La chasse aux marchands de sommeil est-elle sur le point de se renforcer en vallée de Seine ? Après Mantes-la-Jolie en juillet 2018, la ville de Meulan-en-Yvelines prévoit de mettre en place cette année un permis de louer. Selon le bulletin municipal de novembre 2020, cette dernière devait l’instaurer le 1er janvier 2021. D’après la maire, Cécile Zammit-Popescu (LR), interrogée le 23 février, sa mise en place est finalement prévue « le 15 juin » pour « être opérationnelle à la rentrée de septembre ». Concrètement, un tel permis, téléchargeable gratuitement grâce à un formulaire Cerfa sur le site des villes en question, permet de s’assurer que les logements destinés à la location ne portent pas atteinte à la salubrité publique et à la sécurité des ­locataires.

« C’est le propriétaire qui demande le permis de louer […], explique de la lutte contre les marchands de sommeil, l’adjoint en charge de l’urbanisme, de l’immobilier foncier et de l’habitat insalubre à Mantes-la-Jolie, Jean-Luc Santini (LR). Avant de signer le bail, il est tenu d’avoir le papier d’autorisation de louer par la mairie […]. Quand vous louez, il y a tout un tas de contrôles d’électricité, de gaz à faire faire. Tous les diagnostiqueurs qui font cela rappellent, qu’en plus, il faut demander à Mantes-la-Jolie un permis de louer. »
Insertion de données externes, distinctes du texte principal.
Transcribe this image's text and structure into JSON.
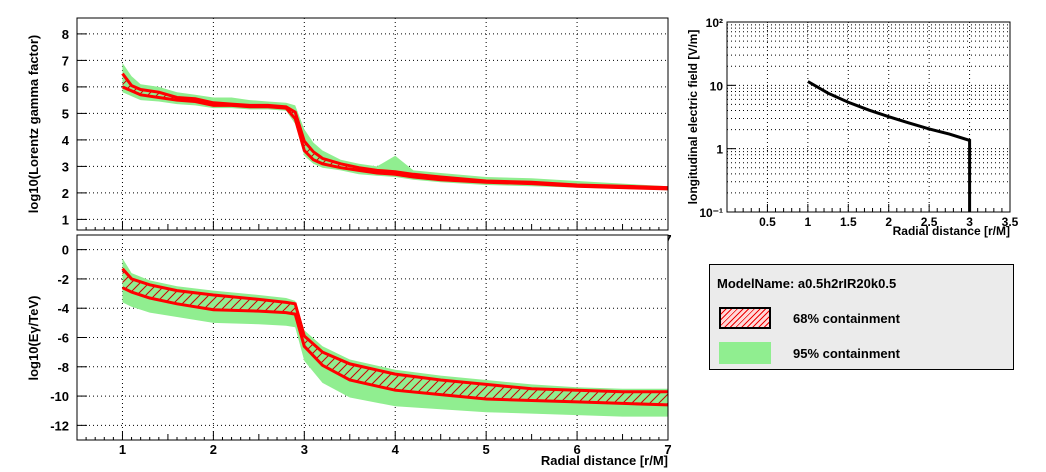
{
  "chart_data": [
    {
      "type": "area",
      "title": "",
      "ylabel": "log10(Lorentz gamma factor)",
      "xlabel": "",
      "xlim": [
        0.5,
        7.0
      ],
      "ylim": [
        0.6,
        8.6
      ],
      "xticks": [
        1,
        2,
        3,
        4,
        5,
        6,
        7
      ],
      "yticks": [
        1,
        2,
        3,
        4,
        5,
        6,
        7,
        8
      ],
      "grid": true,
      "x": [
        1.0,
        1.1,
        1.2,
        1.4,
        1.6,
        1.8,
        2.0,
        2.2,
        2.4,
        2.6,
        2.8,
        2.9,
        3.0,
        3.1,
        3.2,
        3.4,
        3.6,
        3.8,
        4.0,
        4.2,
        4.5,
        5.0,
        5.5,
        6.0,
        6.5,
        7.0
      ],
      "series": [
        {
          "name": "95% upper",
          "values": [
            6.9,
            6.4,
            6.1,
            6.0,
            5.8,
            5.7,
            5.6,
            5.6,
            5.5,
            5.45,
            5.4,
            5.3,
            4.4,
            3.9,
            3.6,
            3.25,
            3.1,
            3.0,
            3.4,
            2.85,
            2.75,
            2.6,
            2.55,
            2.45,
            2.35,
            2.25
          ]
        },
        {
          "name": "68% upper",
          "values": [
            6.5,
            6.05,
            5.9,
            5.8,
            5.6,
            5.55,
            5.4,
            5.35,
            5.3,
            5.3,
            5.25,
            5.05,
            3.95,
            3.55,
            3.3,
            3.1,
            2.95,
            2.85,
            2.8,
            2.7,
            2.6,
            2.45,
            2.4,
            2.3,
            2.25,
            2.2
          ]
        },
        {
          "name": "68% lower",
          "values": [
            6.0,
            5.85,
            5.7,
            5.6,
            5.5,
            5.45,
            5.3,
            5.3,
            5.25,
            5.25,
            5.2,
            4.8,
            3.6,
            3.25,
            3.1,
            2.95,
            2.85,
            2.75,
            2.7,
            2.6,
            2.5,
            2.4,
            2.35,
            2.25,
            2.2,
            2.15
          ]
        },
        {
          "name": "95% lower",
          "values": [
            5.8,
            5.65,
            5.5,
            5.45,
            5.35,
            5.3,
            5.2,
            5.2,
            5.15,
            5.15,
            5.1,
            4.6,
            3.4,
            3.1,
            2.95,
            2.85,
            2.7,
            2.65,
            2.6,
            2.5,
            2.4,
            2.3,
            2.25,
            2.2,
            2.15,
            2.1
          ]
        }
      ]
    },
    {
      "type": "area",
      "title": "",
      "ylabel": "log10(Eγ/TeV)",
      "xlabel": "Radial distance [r/M]",
      "xlim": [
        0.5,
        7.0
      ],
      "ylim": [
        -13,
        1
      ],
      "xticks": [
        1,
        2,
        3,
        4,
        5,
        6,
        7
      ],
      "yticks": [
        0,
        -2,
        -4,
        -6,
        -8,
        -10,
        -12
      ],
      "grid": true,
      "x": [
        1.0,
        1.1,
        1.3,
        1.6,
        2.0,
        2.5,
        2.8,
        2.9,
        3.0,
        3.2,
        3.5,
        4.0,
        4.5,
        5.0,
        5.5,
        6.0,
        6.5,
        7.0
      ],
      "series": [
        {
          "name": "95% upper",
          "values": [
            -0.6,
            -1.6,
            -2.1,
            -2.5,
            -2.8,
            -3.1,
            -3.3,
            -3.5,
            -5.5,
            -6.6,
            -7.5,
            -8.2,
            -8.6,
            -8.9,
            -9.2,
            -9.4,
            -9.5,
            -9.5
          ]
        },
        {
          "name": "68% upper",
          "values": [
            -1.3,
            -2.0,
            -2.4,
            -2.8,
            -3.1,
            -3.4,
            -3.6,
            -3.7,
            -5.9,
            -7.0,
            -7.8,
            -8.5,
            -8.9,
            -9.2,
            -9.5,
            -9.6,
            -9.7,
            -9.7
          ]
        },
        {
          "name": "68% lower",
          "values": [
            -2.6,
            -2.9,
            -3.3,
            -3.7,
            -4.1,
            -4.2,
            -4.3,
            -4.4,
            -6.6,
            -7.9,
            -8.9,
            -9.6,
            -9.9,
            -10.2,
            -10.3,
            -10.4,
            -10.5,
            -10.6
          ]
        },
        {
          "name": "95% lower",
          "values": [
            -3.6,
            -3.9,
            -4.3,
            -4.6,
            -5.0,
            -5.1,
            -5.2,
            -5.3,
            -7.6,
            -9.1,
            -10.1,
            -10.7,
            -10.9,
            -11.1,
            -11.2,
            -11.3,
            -11.4,
            -11.4
          ]
        }
      ]
    },
    {
      "type": "line",
      "title": "",
      "ylabel": "longitudinal electric field [V/m]",
      "xlabel": "Radial distance [r/M]",
      "xlim": [
        0,
        3.5
      ],
      "ylim": [
        0.1,
        100
      ],
      "yscale": "log",
      "xticks": [
        0.5,
        1,
        1.5,
        2,
        2.5,
        3,
        3.5
      ],
      "xticklabels": [
        "0.5",
        "1",
        "1.5",
        "2",
        "2.5",
        "3",
        "3.5"
      ],
      "yticks": [
        0.1,
        1,
        10,
        100
      ],
      "yticklabels": [
        "10⁻¹",
        "1",
        "10",
        "10²"
      ],
      "grid": true,
      "x": [
        1.0,
        1.25,
        1.5,
        1.75,
        2.0,
        2.25,
        2.5,
        2.75,
        3.0,
        3.0
      ],
      "values": [
        11.5,
        7.5,
        5.4,
        4.1,
        3.2,
        2.55,
        2.05,
        1.7,
        1.35,
        0.1
      ]
    }
  ],
  "legend": {
    "title": "ModelName: a0.5h2rIR20k0.5",
    "entries": [
      {
        "label": "68% containment",
        "color": "#ff0000"
      },
      {
        "label": "95% containment",
        "color": "#90ee90"
      }
    ]
  },
  "colors": {
    "band95": "#90ee90",
    "band68": "#ff0000",
    "line": "#000000"
  }
}
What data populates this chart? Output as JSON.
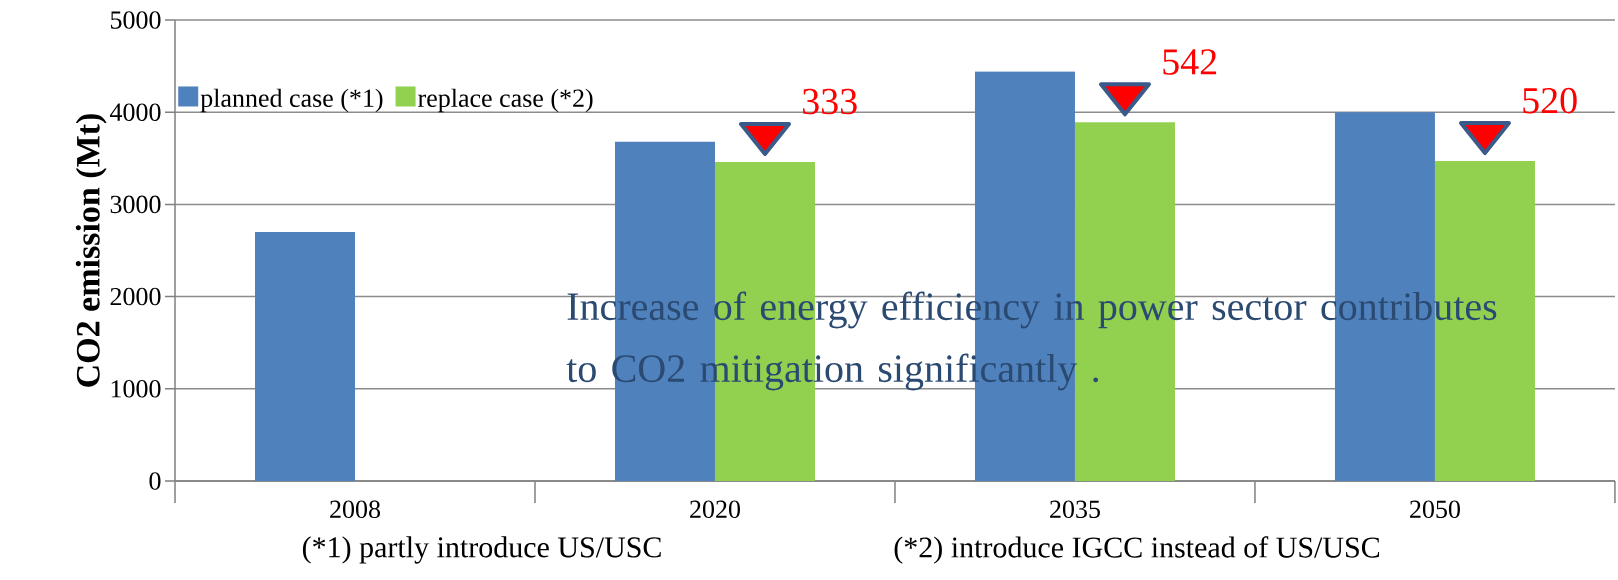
{
  "chart_data": {
    "type": "bar",
    "ylabel": "CO2 emission (Mt)",
    "categories": [
      "2008",
      "2020",
      "2035",
      "2050"
    ],
    "series": [
      {
        "name": "planned case (*1)",
        "color": "#4f81bd",
        "values": [
          2700,
          3680,
          4440,
          4000
        ]
      },
      {
        "name": "replace case (*2)",
        "color": "#92d050",
        "values": [
          null,
          3460,
          3890,
          3470
        ]
      }
    ],
    "ylim": [
      0,
      5000
    ],
    "yticks": [
      0,
      1000,
      2000,
      3000,
      4000,
      5000
    ],
    "grid": "y",
    "legend": "top left",
    "annotations": [
      {
        "text": "333",
        "x": "2020",
        "y": 3460
      },
      {
        "text": "542",
        "x": "2035",
        "y": 3890
      },
      {
        "text": "520",
        "x": "2050",
        "y": 3470
      },
      "Increase of energy efficiency in power sector contributes  to CO2 mitigation significantly .",
      "(*1) partly introduce US/USC",
      "(*2) introduce IGCC instead of US/USC"
    ]
  }
}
Dans le document Cerfa, il est précisé que sont concernées « toutes les résidences principales de la commune de Mantes-la-Jolie, hors logements sociaux et hors logements dont la date de déclaration attestant l’achèvement et la conformité des travaux est postérieure à 2004 », qu’elles soient ou non meublées.

« En comparaison de Mantes-la-Jolie, on n’est pas du tout dans la même strate », déclare, quant à elle, Cécile Zammit-Popescu, pour justifier le fait que le permis de louer, s’inscrivant dans le cadre d’Action coeur de ville, ne concernera pas toute la commune mais uniquement les rues du centre-ville et celles de l’île du Fort. « On a une grosse problématique d’habitats dégradés, de marchands de sommeil, etc. dans notre centre-ville ancien », explique-t-elle en ajoutant que ce problème est similaire dans les rues de l’île du Fort. Dans tous les cas, là aussi, les bailleurs sociaux ne seront pas ­soumis au permis de louer.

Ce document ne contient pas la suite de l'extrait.